One year after commissioning, the first results showed higher yields under the panels compared to a reference area without modules. More than 800 kg of vegetables were harvested under the device compared to around 500 kg for the reference area. Furthermore, eggplants harvested under panels have a higher biomass, synonymous with better development of the plant.

“We are pleased that this feedback from the Brinkhoff greenhouse confirms in the field the benefits of dynamic agrivoltaics for market gardening and greenhouse crops,” said Cécile Magherini, director of Sun’Agri. “Beyond being a tool for adaptation and resilience in the face of climate challenges for the farmer, intelligent management of our technology makes it possible to optimize agricultural production.”

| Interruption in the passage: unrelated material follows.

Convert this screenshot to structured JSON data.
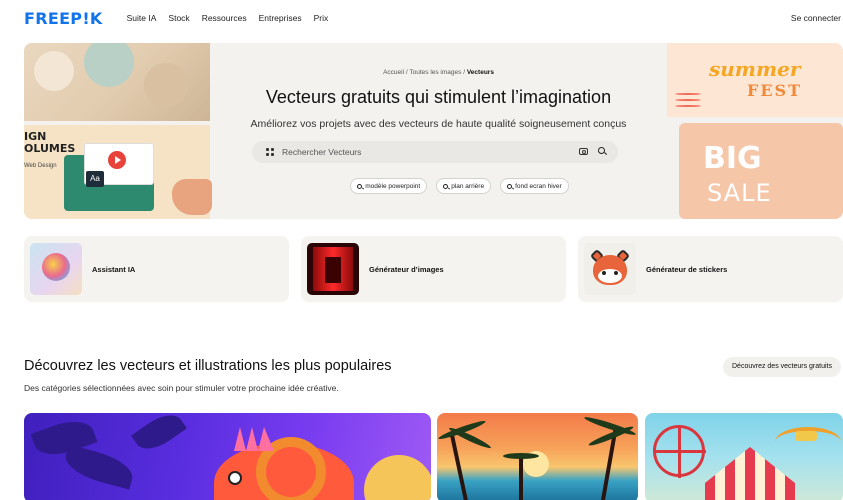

The group has equipped the crops with three types of sensors for a detailed analysis of their condition and the consideration of meteorological factors. Micro-meteorological sensors placed at different heights of the plant measure air temperature, humidity, wind, and radiation.

Moreover, Photosynthetically Active Radiation (PAR ) sensors measure the active radiation for photosynthesis, making it possible to estimate the growth of the plant and its needs using the models.  “Plant sensors” make it possible to observe the behavior of the plant (water status, functioning, stress, organ temperature) and to optimize its well-being in real time.

“We grow various vegetables under these louvers without needing to bleach the greenhouses in the summer. With two years of hindsight, there is less pressure from pests such as aphids. The upcoming harvests will allow us to confirm and complete the first encouraging results of this tool,” stated Youp Brinkhoff, manager of the farm.

Since the greenhouse was commissioned, nine fruits and vegetables have been grown: tomatoes, cucumbers, eggplants, peppers, celery, fennel, spinach, lamb’s lettuce and green beans.